Sheik Mo, known for his love of thoroughbred horses, has been on a shopping spree. In recent months his investment vehicles have acquired the Tussauds Group wax museums and a 2% stake in DaimlerChrysler. U.S. purchases include the landmark Essex House hotel and Helmsley Building in New York, and 69 apartment-rental properties in southern U.S. states. And he's clearly not done. Says Alabbar: "For any businessman, you need to operate in the American economy and understand it. That's where a lot of the stuff in the world starts. That's why I am in California." (And to visit his son, who attends college in San Diego.) Perhaps most impressively, the sheik has eschewed the opaque, connection-fueled style of business typical of the Middle East and insisted on Western standards of accounting and transparency.

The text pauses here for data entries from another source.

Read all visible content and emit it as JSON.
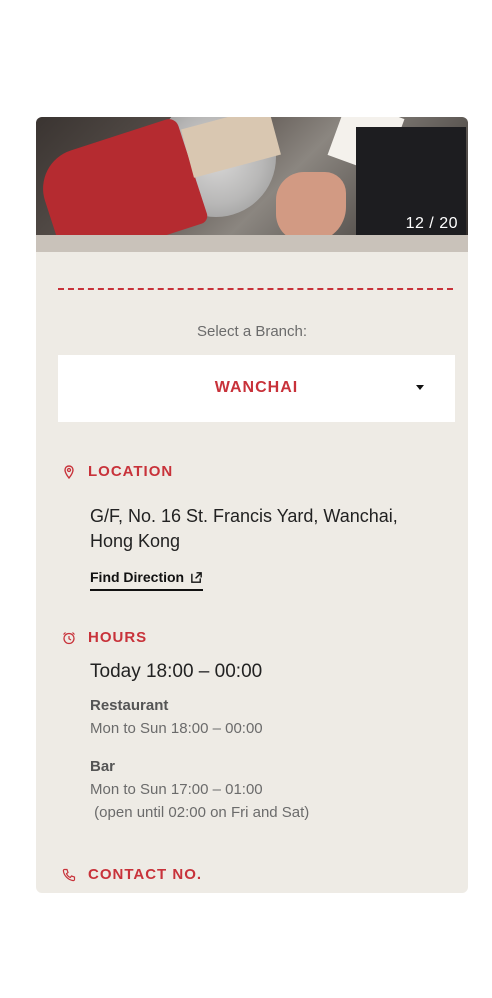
{
  "gallery": {
    "counter": "12 / 20"
  },
  "branch": {
    "label": "Select a Branch:",
    "selected": "WANCHAI"
  },
  "location": {
    "heading": "LOCATION",
    "address_line1": "G/F, No. 16 St. Francis Yard, Wanchai,",
    "address_line2": "Hong Kong",
    "direction_link": "Find Direction"
  },
  "hours": {
    "heading": "HOURS",
    "today": "Today 18:00 – 00:00",
    "restaurant_title": "Restaurant",
    "restaurant_hours": "Mon to Sun 18:00 – 00:00",
    "bar_title": "Bar",
    "bar_hours": "Mon to Sun 17:00 – 01:00",
    "bar_note": " (open until 02:00 on Fri and Sat)"
  },
  "contact": {
    "heading": "CONTACT NO."
  },
  "colors": {
    "accent": "#c8323a",
    "card_bg": "#eeebe5"
  },
  "icons": {
    "location": "map-pin-icon",
    "hours": "alarm-clock-icon",
    "contact": "phone-icon",
    "direction": "external-link-icon",
    "dropdown": "caret-down-icon"
  }
}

Dubai's embrace of Western business principles was no match for Western politicians with security fears, either real or politically opportunistic. The Bush Administration, stung by a rebellion in its own party, announced last week that it would review a deal by another Dubai firm to buy a British company, Doncasters, which makes precision parts for U.S. military aircraft and tanks at plants in Georgia and Connecticut.
Senators who want to block the ports deal, such as New York Democrat Charles Schumer, point out that the 9/11 attackers laundered money through Dubai and that the sheikdom participates in a boycott of Israel by the United Arab Emirates, of which it is one sheikdom among several. (Despite the boycott, DP World does business with Israeli firms.) Congressman King, for one, told TIME he wants assurances that al-Qaeda supporters "will not be able to work their way into the company." That task might fall to the chief operating officer of DP World--a guy from New Jersey named Edward (Ted) Bilkey.

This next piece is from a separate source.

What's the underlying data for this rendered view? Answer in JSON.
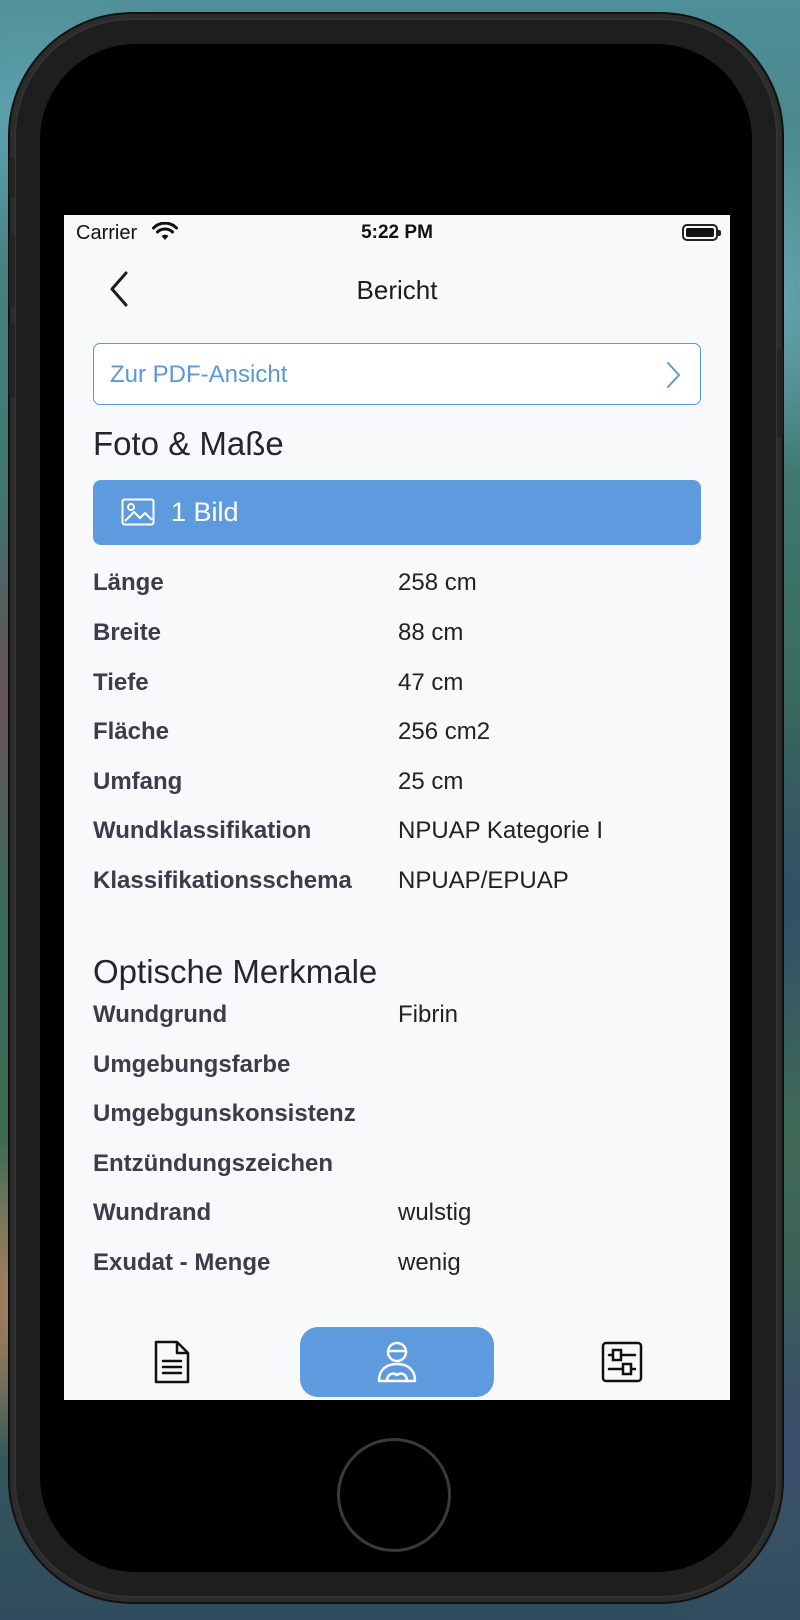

Dubai certainly isn't short on big names coming to its aid. Power brokers Bill Clinton and Bob Dole (whose spouse is a North Carolina Senator), along with Madeleine Albright's lobbying shop, have advised DP World. Clinton has described the U.A.E. as a model Middle East government and in 2002 gave two speeches in Dubai, pulling in $450,000. Nor is the Bush Administration unfamiliar with DP World. Critics grouse that Treasury Secretary John Snow's former company, transportation giant CSX, sold its international port operations to DP World in 2004, for $1.15 billion. Dubai also works with the Carlyle Group, the Washington-based investment firm stocked with former government insiders.